MUSICAL CHAIRS, the latest film by renowned director Susan Seidelman, will be released by Paladin, it was announced by company President, Mark Urman. A unique blend of dance, drama, and romance, the film stars newcomers Leah Pipes and E.J. Bonilla as a pair of unlikely lovers in contemporary New York who must face a number of challenges, both separately and together, before finding one another–and themselves. Also starring Tony-winner Priscilla Lopez, Jaime Tirelli, Laverne Cox, Morgan Spector, Auti Angel, Jerome Preston Bates, Nelson R. Landrieu, and Angelic Zambrana, MUSICAL CHAIRS was produced by Janet Carrus and Joey Dedio. Its first official presentation in New York will take place at Lincoln Center on January 28th as the centerpiece film of its annual “Dance On Camera”festival. Paladin plans to release the film in select engagements in March of next year.
Set against the exciting backdrop of competitive ballroom dancing, MUSICAL CHAIRS is about Armando (Bonilla) a Bronx-bred Latino who aspires to be a dancer but whose only way in is as handyman at a Manhattan dance studio, and Mia (Pipes), an Upper East Side princess who is the studio’s star performer. Though worlds apart, their shared passion for dance promises to bring them together until a tragic accident changes Mia’s life forever, and she finds herself wheelchair-bound at a rehab facility, with her dreams of a dance career shattered. Fortunately, Armando has enough dreams for both of them and, when he hears about a wheelchair ballroom dance competition that will soon be held in NY, he sees a way to return something to Mia that she thinks is lost forever. At first she is reluctant–wheelchair dancing, though highly popular overseas, is something she never even knew existed.

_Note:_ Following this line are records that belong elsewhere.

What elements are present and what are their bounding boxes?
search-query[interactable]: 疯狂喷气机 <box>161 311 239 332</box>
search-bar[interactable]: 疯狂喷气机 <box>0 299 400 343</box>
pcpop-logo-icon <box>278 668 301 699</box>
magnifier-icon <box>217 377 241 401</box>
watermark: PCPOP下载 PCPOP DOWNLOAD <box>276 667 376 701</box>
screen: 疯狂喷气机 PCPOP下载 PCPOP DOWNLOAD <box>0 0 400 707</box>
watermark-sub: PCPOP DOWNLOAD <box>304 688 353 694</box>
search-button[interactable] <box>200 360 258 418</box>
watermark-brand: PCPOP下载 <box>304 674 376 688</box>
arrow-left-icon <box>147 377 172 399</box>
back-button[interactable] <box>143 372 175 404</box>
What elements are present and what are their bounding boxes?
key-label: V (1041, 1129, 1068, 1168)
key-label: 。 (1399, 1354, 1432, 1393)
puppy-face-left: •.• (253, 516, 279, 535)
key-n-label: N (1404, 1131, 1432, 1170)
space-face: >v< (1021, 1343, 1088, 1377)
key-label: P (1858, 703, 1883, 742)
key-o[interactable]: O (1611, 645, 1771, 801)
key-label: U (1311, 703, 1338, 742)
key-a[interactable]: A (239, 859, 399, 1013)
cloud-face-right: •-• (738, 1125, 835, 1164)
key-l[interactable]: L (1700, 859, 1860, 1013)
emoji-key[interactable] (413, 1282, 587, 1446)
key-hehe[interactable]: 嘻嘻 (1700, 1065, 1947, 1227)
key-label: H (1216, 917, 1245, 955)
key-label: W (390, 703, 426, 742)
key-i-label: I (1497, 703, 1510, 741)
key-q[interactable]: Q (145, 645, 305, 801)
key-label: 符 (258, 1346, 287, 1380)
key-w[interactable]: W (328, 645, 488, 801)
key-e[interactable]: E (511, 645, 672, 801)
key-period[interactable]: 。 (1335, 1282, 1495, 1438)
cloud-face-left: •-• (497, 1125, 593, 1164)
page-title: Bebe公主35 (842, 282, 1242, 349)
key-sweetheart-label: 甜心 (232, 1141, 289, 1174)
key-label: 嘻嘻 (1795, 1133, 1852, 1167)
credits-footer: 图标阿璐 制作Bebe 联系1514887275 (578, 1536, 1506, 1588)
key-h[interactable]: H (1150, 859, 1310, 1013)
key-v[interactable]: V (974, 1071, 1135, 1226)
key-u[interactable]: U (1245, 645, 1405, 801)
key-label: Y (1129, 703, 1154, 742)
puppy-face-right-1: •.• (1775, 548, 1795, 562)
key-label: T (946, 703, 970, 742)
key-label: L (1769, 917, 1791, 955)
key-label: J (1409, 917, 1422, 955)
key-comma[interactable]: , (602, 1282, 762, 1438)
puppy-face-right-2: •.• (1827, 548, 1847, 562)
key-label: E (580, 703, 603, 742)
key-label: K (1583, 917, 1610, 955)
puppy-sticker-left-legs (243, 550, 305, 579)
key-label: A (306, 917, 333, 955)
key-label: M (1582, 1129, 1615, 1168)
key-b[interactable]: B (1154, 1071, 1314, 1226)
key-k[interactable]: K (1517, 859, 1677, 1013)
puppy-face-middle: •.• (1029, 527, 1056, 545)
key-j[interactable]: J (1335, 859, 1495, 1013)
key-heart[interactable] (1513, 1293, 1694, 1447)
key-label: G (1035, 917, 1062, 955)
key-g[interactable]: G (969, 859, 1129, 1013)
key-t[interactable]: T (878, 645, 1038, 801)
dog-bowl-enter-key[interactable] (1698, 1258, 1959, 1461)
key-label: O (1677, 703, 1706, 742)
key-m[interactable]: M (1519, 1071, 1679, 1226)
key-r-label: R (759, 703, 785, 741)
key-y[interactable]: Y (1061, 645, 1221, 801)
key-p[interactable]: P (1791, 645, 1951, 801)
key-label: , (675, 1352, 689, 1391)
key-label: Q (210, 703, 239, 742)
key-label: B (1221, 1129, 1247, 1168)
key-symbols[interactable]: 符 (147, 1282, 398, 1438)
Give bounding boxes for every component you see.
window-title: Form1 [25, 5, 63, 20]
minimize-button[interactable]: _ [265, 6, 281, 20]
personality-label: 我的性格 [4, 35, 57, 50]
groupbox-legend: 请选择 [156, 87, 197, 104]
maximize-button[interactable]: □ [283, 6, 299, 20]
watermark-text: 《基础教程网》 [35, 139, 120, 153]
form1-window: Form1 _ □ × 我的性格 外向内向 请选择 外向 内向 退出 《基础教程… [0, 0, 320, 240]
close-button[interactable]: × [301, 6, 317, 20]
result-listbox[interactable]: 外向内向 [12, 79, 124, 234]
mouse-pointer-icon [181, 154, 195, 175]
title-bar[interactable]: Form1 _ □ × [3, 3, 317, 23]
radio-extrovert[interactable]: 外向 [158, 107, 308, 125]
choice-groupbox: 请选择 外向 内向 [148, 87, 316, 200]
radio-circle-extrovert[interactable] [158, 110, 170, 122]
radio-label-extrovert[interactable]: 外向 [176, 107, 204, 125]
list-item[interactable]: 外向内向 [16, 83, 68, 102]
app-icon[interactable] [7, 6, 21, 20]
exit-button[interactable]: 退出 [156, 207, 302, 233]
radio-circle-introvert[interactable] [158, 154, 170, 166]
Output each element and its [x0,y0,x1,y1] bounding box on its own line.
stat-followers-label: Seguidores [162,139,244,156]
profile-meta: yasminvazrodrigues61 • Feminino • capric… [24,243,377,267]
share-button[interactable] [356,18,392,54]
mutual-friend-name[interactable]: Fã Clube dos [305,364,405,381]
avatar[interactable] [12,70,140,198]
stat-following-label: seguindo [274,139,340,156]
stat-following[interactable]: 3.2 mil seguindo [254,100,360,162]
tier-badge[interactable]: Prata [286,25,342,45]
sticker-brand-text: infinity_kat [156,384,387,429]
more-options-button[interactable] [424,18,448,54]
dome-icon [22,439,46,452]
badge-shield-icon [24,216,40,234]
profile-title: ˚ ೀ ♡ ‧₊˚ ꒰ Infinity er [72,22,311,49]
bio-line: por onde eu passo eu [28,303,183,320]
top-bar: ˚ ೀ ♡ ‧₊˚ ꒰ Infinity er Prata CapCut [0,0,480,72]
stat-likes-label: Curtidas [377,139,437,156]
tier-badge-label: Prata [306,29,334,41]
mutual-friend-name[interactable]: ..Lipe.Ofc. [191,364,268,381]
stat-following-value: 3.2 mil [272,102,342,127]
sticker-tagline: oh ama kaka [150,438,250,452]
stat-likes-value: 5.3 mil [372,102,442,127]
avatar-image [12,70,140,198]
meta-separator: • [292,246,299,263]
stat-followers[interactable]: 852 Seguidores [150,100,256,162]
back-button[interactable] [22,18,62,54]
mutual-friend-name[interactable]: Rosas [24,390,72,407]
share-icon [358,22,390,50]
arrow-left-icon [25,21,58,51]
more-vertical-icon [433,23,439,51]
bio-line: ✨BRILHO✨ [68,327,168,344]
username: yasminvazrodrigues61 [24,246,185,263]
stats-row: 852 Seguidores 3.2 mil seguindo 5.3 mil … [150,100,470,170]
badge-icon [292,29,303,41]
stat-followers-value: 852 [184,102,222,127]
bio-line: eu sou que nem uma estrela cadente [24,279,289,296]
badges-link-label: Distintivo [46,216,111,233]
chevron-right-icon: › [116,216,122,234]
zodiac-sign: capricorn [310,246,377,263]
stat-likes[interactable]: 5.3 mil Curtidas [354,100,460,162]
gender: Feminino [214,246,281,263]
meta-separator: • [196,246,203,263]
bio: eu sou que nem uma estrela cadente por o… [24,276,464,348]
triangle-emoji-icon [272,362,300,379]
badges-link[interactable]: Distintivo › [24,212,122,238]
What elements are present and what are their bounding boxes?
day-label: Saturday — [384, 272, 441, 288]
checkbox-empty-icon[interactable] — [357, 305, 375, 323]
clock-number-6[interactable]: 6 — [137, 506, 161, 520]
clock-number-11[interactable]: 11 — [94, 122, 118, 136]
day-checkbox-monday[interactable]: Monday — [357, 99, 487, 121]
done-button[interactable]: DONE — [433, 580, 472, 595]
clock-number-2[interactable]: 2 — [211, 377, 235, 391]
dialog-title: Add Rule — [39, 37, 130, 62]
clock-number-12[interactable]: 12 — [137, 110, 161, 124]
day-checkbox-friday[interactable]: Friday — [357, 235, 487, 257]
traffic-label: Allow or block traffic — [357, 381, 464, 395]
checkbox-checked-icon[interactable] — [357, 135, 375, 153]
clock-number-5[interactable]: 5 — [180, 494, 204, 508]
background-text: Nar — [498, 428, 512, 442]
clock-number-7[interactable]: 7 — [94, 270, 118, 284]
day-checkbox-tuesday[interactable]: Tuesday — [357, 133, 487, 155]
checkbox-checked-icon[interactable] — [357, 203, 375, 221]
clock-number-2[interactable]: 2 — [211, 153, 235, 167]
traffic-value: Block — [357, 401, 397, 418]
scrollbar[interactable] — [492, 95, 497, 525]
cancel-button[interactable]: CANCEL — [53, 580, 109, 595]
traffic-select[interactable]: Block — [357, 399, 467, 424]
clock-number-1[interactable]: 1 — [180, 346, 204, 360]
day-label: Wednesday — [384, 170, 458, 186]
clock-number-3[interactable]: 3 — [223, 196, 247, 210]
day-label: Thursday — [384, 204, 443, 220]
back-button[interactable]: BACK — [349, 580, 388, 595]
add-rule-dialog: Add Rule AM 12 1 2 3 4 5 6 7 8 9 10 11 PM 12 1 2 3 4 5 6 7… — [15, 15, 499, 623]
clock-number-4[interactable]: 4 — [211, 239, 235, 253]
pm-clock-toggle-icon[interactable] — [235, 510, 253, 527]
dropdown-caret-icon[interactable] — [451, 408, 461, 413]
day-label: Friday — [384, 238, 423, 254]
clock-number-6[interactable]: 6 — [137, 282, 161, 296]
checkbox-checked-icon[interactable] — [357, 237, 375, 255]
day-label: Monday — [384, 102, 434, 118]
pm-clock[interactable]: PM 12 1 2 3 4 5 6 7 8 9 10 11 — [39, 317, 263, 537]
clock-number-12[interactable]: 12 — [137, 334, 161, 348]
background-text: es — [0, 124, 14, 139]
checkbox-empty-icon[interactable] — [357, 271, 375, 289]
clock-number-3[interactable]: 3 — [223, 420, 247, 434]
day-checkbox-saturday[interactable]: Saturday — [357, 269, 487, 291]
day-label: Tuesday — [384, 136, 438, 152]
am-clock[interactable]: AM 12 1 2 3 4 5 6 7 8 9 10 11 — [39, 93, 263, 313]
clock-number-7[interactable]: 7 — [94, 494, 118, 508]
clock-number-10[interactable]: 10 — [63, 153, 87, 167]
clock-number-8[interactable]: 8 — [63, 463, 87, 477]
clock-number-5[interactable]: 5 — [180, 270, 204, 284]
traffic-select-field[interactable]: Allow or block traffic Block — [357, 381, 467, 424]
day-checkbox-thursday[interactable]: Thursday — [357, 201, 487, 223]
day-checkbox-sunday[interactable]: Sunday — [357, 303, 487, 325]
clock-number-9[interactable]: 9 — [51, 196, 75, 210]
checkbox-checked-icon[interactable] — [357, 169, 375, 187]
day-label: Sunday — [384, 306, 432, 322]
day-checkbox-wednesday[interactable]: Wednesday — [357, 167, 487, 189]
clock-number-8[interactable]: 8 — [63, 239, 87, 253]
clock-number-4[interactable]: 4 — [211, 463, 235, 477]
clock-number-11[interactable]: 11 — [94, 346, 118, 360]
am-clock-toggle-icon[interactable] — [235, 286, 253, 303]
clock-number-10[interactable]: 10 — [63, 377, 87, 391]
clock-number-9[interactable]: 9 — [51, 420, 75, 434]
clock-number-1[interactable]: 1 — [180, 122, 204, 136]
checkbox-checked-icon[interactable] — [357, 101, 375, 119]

But, with the help of several other patients at the rehab center, Armando organizes an intense training program that will bring them all center stage and in the spotlight. The prize is irrelevant; what they really stand to win back is their zest for life.
About the film Urman says, “everything about MUSICAL CHAIRS is a happy surprise except, of course, the excellence of the filmmaking. As in all her best work, Susan has put seemingly marginal characters front and center in her film, and shows us not what makes them different, but what makes them just like us. Her customary blend of wit and warmth is evident in every frame. Seidelman, whose most recent feature was the indie hit, “Boynton Beach Club,” has numerous studio titles to her credit, including “Making Mr. Right,” “Cookie,”and “She Devil,”as well as the pilot for the HBO series “Sex And The City”– but it was her earlier “outsider”films, “Smithereens,”(the first American independent film to be shown in competition at Cannes), and “Desperately Seeking Susan,”that propelled her to the forefront of her generation of filmmakers. About MUSICAL CHAIRS she says, “What appealed to me so much about this project was the diversity of the characters: culturally, physically, and gender-wise. I wanted to capture the energy and contrast that makes New York City such an interesting place to live and work.”